The Farm on Oak Creek

A little something

This week’s post is going to be short. This is because 1) I’m tired and 2) the book is almost finished and 3) I’m written out and can’t think of anything really interesting to say.

So here’s what I have for today. The ducks that made it through the cull have learned how to come when called. Everything–except Radha when she thinks coming to me might not be in her best interest–here comes when I call and I call everyone the same way so it’s a miracle that everything doesn’t come at the same time. I saw a video some time back about the old way to call home your cows. As if that’s necessary. If it’s milking time, the cows are home.

In this video, a beautiful blonde Nordic blonde woman dressed in white lace (seriously? in a pasture with cows?) called out an ethereal series of syllables that echoed in a gorgeous Nordic canyon. Their bells ringing, her cows came drifting across the fog-cloaked pasture to nuzzle her gently.

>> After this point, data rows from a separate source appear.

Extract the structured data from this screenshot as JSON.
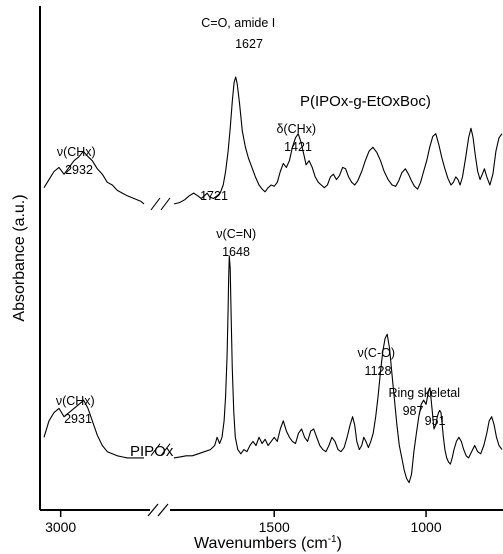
{
  "chart_data": {
    "type": "line",
    "xlabel": "Wavenumbers (cm",
    "xlabel_sup": "-1",
    "xlabel_tail": ")",
    "ylabel": "Absorbance (a.u.)",
    "x_reversed": true,
    "x_axis_break": true,
    "segments": [
      {
        "from": 3050,
        "to": 2750
      },
      {
        "from": 1830,
        "to": 750
      }
    ],
    "xticks": [
      {
        "value": 3000,
        "label": "3000"
      },
      {
        "value": 1500,
        "label": "1500"
      },
      {
        "value": 1000,
        "label": "1000"
      }
    ],
    "series": [
      {
        "name": "P(IPOx-g-EtOxBoc)",
        "points": [
          [
            3050,
            0.18
          ],
          [
            3035,
            0.24
          ],
          [
            3020,
            0.3
          ],
          [
            3005,
            0.33
          ],
          [
            2990,
            0.28
          ],
          [
            2975,
            0.33
          ],
          [
            2960,
            0.38
          ],
          [
            2945,
            0.41
          ],
          [
            2932,
            0.45
          ],
          [
            2918,
            0.41
          ],
          [
            2905,
            0.38
          ],
          [
            2890,
            0.32
          ],
          [
            2875,
            0.28
          ],
          [
            2860,
            0.22
          ],
          [
            2845,
            0.2
          ],
          [
            2830,
            0.16
          ],
          [
            2815,
            0.14
          ],
          [
            2800,
            0.12
          ],
          [
            2780,
            0.1
          ],
          [
            2760,
            0.08
          ],
          [
            2750,
            0.06
          ],
          [
            1830,
            0.06
          ],
          [
            1812,
            0.07
          ],
          [
            1795,
            0.09
          ],
          [
            1780,
            0.12
          ],
          [
            1765,
            0.14
          ],
          [
            1752,
            0.12
          ],
          [
            1740,
            0.1
          ],
          [
            1730,
            0.12
          ],
          [
            1721,
            0.14
          ],
          [
            1712,
            0.11
          ],
          [
            1700,
            0.1
          ],
          [
            1688,
            0.12
          ],
          [
            1678,
            0.14
          ],
          [
            1668,
            0.2
          ],
          [
            1660,
            0.3
          ],
          [
            1652,
            0.45
          ],
          [
            1645,
            0.62
          ],
          [
            1638,
            0.82
          ],
          [
            1632,
            0.96
          ],
          [
            1627,
            1.0
          ],
          [
            1622,
            0.95
          ],
          [
            1614,
            0.8
          ],
          [
            1605,
            0.6
          ],
          [
            1595,
            0.48
          ],
          [
            1585,
            0.4
          ],
          [
            1575,
            0.34
          ],
          [
            1562,
            0.26
          ],
          [
            1550,
            0.2
          ],
          [
            1540,
            0.17
          ],
          [
            1530,
            0.15
          ],
          [
            1520,
            0.18
          ],
          [
            1510,
            0.2
          ],
          [
            1500,
            0.19
          ],
          [
            1490,
            0.22
          ],
          [
            1480,
            0.3
          ],
          [
            1470,
            0.36
          ],
          [
            1460,
            0.33
          ],
          [
            1450,
            0.38
          ],
          [
            1440,
            0.48
          ],
          [
            1430,
            0.55
          ],
          [
            1421,
            0.58
          ],
          [
            1412,
            0.52
          ],
          [
            1402,
            0.42
          ],
          [
            1395,
            0.35
          ],
          [
            1385,
            0.38
          ],
          [
            1375,
            0.33
          ],
          [
            1365,
            0.26
          ],
          [
            1355,
            0.22
          ],
          [
            1345,
            0.2
          ],
          [
            1335,
            0.18
          ],
          [
            1325,
            0.2
          ],
          [
            1315,
            0.26
          ],
          [
            1305,
            0.28
          ],
          [
            1295,
            0.24
          ],
          [
            1285,
            0.27
          ],
          [
            1275,
            0.33
          ],
          [
            1265,
            0.32
          ],
          [
            1255,
            0.26
          ],
          [
            1245,
            0.22
          ],
          [
            1235,
            0.2
          ],
          [
            1225,
            0.23
          ],
          [
            1212,
            0.3
          ],
          [
            1200,
            0.38
          ],
          [
            1188,
            0.45
          ],
          [
            1175,
            0.48
          ],
          [
            1162,
            0.44
          ],
          [
            1150,
            0.38
          ],
          [
            1138,
            0.3
          ],
          [
            1125,
            0.24
          ],
          [
            1112,
            0.2
          ],
          [
            1100,
            0.19
          ],
          [
            1090,
            0.23
          ],
          [
            1080,
            0.29
          ],
          [
            1068,
            0.32
          ],
          [
            1058,
            0.28
          ],
          [
            1048,
            0.23
          ],
          [
            1038,
            0.19
          ],
          [
            1028,
            0.17
          ],
          [
            1018,
            0.22
          ],
          [
            1008,
            0.3
          ],
          [
            998,
            0.38
          ],
          [
            988,
            0.48
          ],
          [
            978,
            0.56
          ],
          [
            968,
            0.58
          ],
          [
            958,
            0.5
          ],
          [
            948,
            0.4
          ],
          [
            938,
            0.32
          ],
          [
            928,
            0.25
          ],
          [
            918,
            0.2
          ],
          [
            910,
            0.22
          ],
          [
            902,
            0.26
          ],
          [
            895,
            0.24
          ],
          [
            888,
            0.2
          ],
          [
            880,
            0.26
          ],
          [
            870,
            0.4
          ],
          [
            860,
            0.55
          ],
          [
            852,
            0.62
          ],
          [
            845,
            0.55
          ],
          [
            838,
            0.42
          ],
          [
            830,
            0.3
          ],
          [
            822,
            0.24
          ],
          [
            815,
            0.28
          ],
          [
            808,
            0.32
          ],
          [
            800,
            0.26
          ],
          [
            790,
            0.2
          ],
          [
            780,
            0.28
          ],
          [
            770,
            0.45
          ],
          [
            760,
            0.55
          ],
          [
            750,
            0.58
          ]
        ]
      },
      {
        "name": "PIPOx",
        "points": [
          [
            3050,
            0.12
          ],
          [
            3035,
            0.2
          ],
          [
            3020,
            0.24
          ],
          [
            3005,
            0.26
          ],
          [
            2990,
            0.22
          ],
          [
            2975,
            0.24
          ],
          [
            2960,
            0.26
          ],
          [
            2945,
            0.28
          ],
          [
            2931,
            0.3
          ],
          [
            2918,
            0.26
          ],
          [
            2905,
            0.2
          ],
          [
            2890,
            0.13
          ],
          [
            2875,
            0.08
          ],
          [
            2860,
            0.05
          ],
          [
            2845,
            0.04
          ],
          [
            2830,
            0.03
          ],
          [
            2815,
            0.025
          ],
          [
            2800,
            0.02
          ],
          [
            2780,
            0.02
          ],
          [
            2760,
            0.02
          ],
          [
            2750,
            0.02
          ],
          [
            1830,
            0.02
          ],
          [
            1810,
            0.025
          ],
          [
            1790,
            0.03
          ],
          [
            1770,
            0.03
          ],
          [
            1750,
            0.04
          ],
          [
            1730,
            0.05
          ],
          [
            1710,
            0.06
          ],
          [
            1696,
            0.08
          ],
          [
            1688,
            0.12
          ],
          [
            1680,
            0.09
          ],
          [
            1672,
            0.12
          ],
          [
            1665,
            0.2
          ],
          [
            1660,
            0.32
          ],
          [
            1655,
            0.52
          ],
          [
            1652,
            0.74
          ],
          [
            1650,
            0.9
          ],
          [
            1648,
            1.0
          ],
          [
            1645,
            0.94
          ],
          [
            1642,
            0.72
          ],
          [
            1638,
            0.45
          ],
          [
            1633,
            0.24
          ],
          [
            1628,
            0.12
          ],
          [
            1620,
            0.06
          ],
          [
            1610,
            0.04
          ],
          [
            1600,
            0.06
          ],
          [
            1590,
            0.05
          ],
          [
            1580,
            0.08
          ],
          [
            1570,
            0.1
          ],
          [
            1560,
            0.08
          ],
          [
            1550,
            0.12
          ],
          [
            1540,
            0.09
          ],
          [
            1530,
            0.11
          ],
          [
            1520,
            0.08
          ],
          [
            1510,
            0.1
          ],
          [
            1500,
            0.12
          ],
          [
            1490,
            0.1
          ],
          [
            1480,
            0.16
          ],
          [
            1470,
            0.2
          ],
          [
            1460,
            0.15
          ],
          [
            1450,
            0.12
          ],
          [
            1440,
            0.1
          ],
          [
            1430,
            0.09
          ],
          [
            1420,
            0.14
          ],
          [
            1410,
            0.16
          ],
          [
            1400,
            0.12
          ],
          [
            1390,
            0.1
          ],
          [
            1380,
            0.15
          ],
          [
            1370,
            0.16
          ],
          [
            1360,
            0.12
          ],
          [
            1350,
            0.08
          ],
          [
            1340,
            0.06
          ],
          [
            1330,
            0.05
          ],
          [
            1320,
            0.08
          ],
          [
            1310,
            0.12
          ],
          [
            1300,
            0.1
          ],
          [
            1290,
            0.06
          ],
          [
            1280,
            0.05
          ],
          [
            1270,
            0.07
          ],
          [
            1260,
            0.12
          ],
          [
            1250,
            0.18
          ],
          [
            1242,
            0.22
          ],
          [
            1235,
            0.18
          ],
          [
            1228,
            0.1
          ],
          [
            1220,
            0.06
          ],
          [
            1212,
            0.08
          ],
          [
            1205,
            0.12
          ],
          [
            1198,
            0.1
          ],
          [
            1190,
            0.07
          ],
          [
            1182,
            0.1
          ],
          [
            1174,
            0.14
          ],
          [
            1166,
            0.22
          ],
          [
            1158,
            0.32
          ],
          [
            1150,
            0.44
          ],
          [
            1142,
            0.54
          ],
          [
            1135,
            0.6
          ],
          [
            1128,
            0.62
          ],
          [
            1120,
            0.55
          ],
          [
            1112,
            0.42
          ],
          [
            1104,
            0.3
          ],
          [
            1096,
            0.18
          ],
          [
            1088,
            0.08
          ],
          [
            1080,
            0.02
          ],
          [
            1072,
            -0.04
          ],
          [
            1064,
            -0.08
          ],
          [
            1056,
            -0.1
          ],
          [
            1048,
            -0.06
          ],
          [
            1040,
            0.05
          ],
          [
            1032,
            0.14
          ],
          [
            1024,
            0.22
          ],
          [
            1016,
            0.28
          ],
          [
            1008,
            0.3
          ],
          [
            1000,
            0.28
          ],
          [
            995,
            0.32
          ],
          [
            991,
            0.35
          ],
          [
            987,
            0.36
          ],
          [
            983,
            0.3
          ],
          [
            978,
            0.22
          ],
          [
            974,
            0.16
          ],
          [
            968,
            0.18
          ],
          [
            963,
            0.22
          ],
          [
            959,
            0.24
          ],
          [
            955,
            0.25
          ],
          [
            951,
            0.24
          ],
          [
            947,
            0.18
          ],
          [
            943,
            0.12
          ],
          [
            938,
            0.06
          ],
          [
            932,
            0.02
          ],
          [
            926,
            0.0
          ],
          [
            920,
            -0.01
          ],
          [
            914,
            0.02
          ],
          [
            908,
            0.06
          ],
          [
            900,
            0.1
          ],
          [
            892,
            0.12
          ],
          [
            884,
            0.1
          ],
          [
            876,
            0.06
          ],
          [
            868,
            0.03
          ],
          [
            860,
            0.02
          ],
          [
            850,
            0.05
          ],
          [
            840,
            0.08
          ],
          [
            830,
            0.05
          ],
          [
            820,
            0.04
          ],
          [
            810,
            0.08
          ],
          [
            800,
            0.14
          ],
          [
            792,
            0.2
          ],
          [
            784,
            0.22
          ],
          [
            776,
            0.18
          ],
          [
            768,
            0.12
          ],
          [
            760,
            0.08
          ],
          [
            750,
            0.06
          ]
        ]
      }
    ],
    "annotations": [
      {
        "id": "a1",
        "series": 0,
        "lines": [
          "C=O, amide I",
          "1627"
        ]
      },
      {
        "id": "a2",
        "series": 0,
        "lines": [
          "δ(CHx)",
          "1421"
        ]
      },
      {
        "id": "a3",
        "series": 0,
        "lines": [
          "ν(CHx)",
          "2932"
        ]
      },
      {
        "id": "a4",
        "series": 0,
        "lines": [
          "1721"
        ]
      },
      {
        "id": "a5",
        "series": 1,
        "lines": [
          "ν(C=N)",
          "1648"
        ]
      },
      {
        "id": "a6",
        "series": 1,
        "lines": [
          "ν(C-O)",
          "1128"
        ]
      },
      {
        "id": "a7",
        "series": 1,
        "lines": [
          "Ring skeletal",
          "987"
        ]
      },
      {
        "id": "a8",
        "series": 1,
        "lines": [
          "951"
        ]
      },
      {
        "id": "a9",
        "series": 1,
        "lines": [
          "ν(CHx)",
          "2931"
        ]
      }
    ]
  }
}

Oh right! As if. Mine were either trying to lick the hair from my head or sneezing snot all over me. Needless to say, my calls are a little more prosaic. I clap my hands and shout in my hoarse, old woman voice, “Sheep, sheep, sheep!” Or “Turkey, turkey, turkey.” Or “Duck, duck, duck!”

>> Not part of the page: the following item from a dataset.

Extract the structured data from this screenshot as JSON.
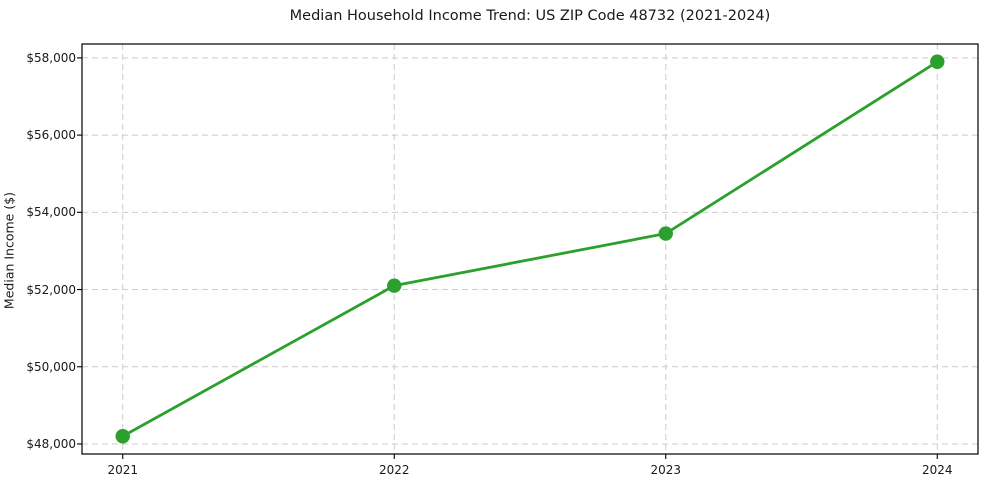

Hmm, maybe that should be “duck-duck-goose.” Maybe not. There’s someone across the creek from me who has a goose. I wouldn’t want to confuse it.

So after a few days of calling for ducks while clapping my hands, then resorting to a long stick and stepping into the ditch to chase them home, the ducks have yielded. Yesterday, they stood as far from their pen as they could while still watching me. They craned (ducked?) their necks, watching as I filled their water tub and food bowl. Then I turned and clapped, calling “Duck, duck, duck.”

Much to my surprise, they came running and flapping until they reached the chicks in the tractor. The chicken tractor confused them because all of a sudden their pen had disappeared. They stood on the blind side, discussing this odd shift in the space-time continuum, all of them doing that neck thing they do. Meanwhile, the chicks have all rushed to that side of the tractor to watch the much larger ducks in startled surprise. I’m thinking this was the highlight of their day. Now that it’s getting colder, they spend a lot of their day sunbathing, stretched flat out in the grass in a way that has me thinking they’re dead.

After conferencing for a few minutes, one duck took a risk and walked to the end of the tractor. He or she, I’m not certain which, looked back at the others and announced, “You silly ducks! It’s right there.”

That sent them off on another flapping race which needed several slight course corrections before they found the doorway. Even this time, without me herding them, one of the ducks missed the doorway and had to walk in a circle for a moment.

Five ducks and one of them always misses the doorway every day. And no, it’s not the same duck every time. Grateful, I closed the door knowing I’d have two duck eggs in the morning.

And that’s a little something for this gorgeous Autumn Monday.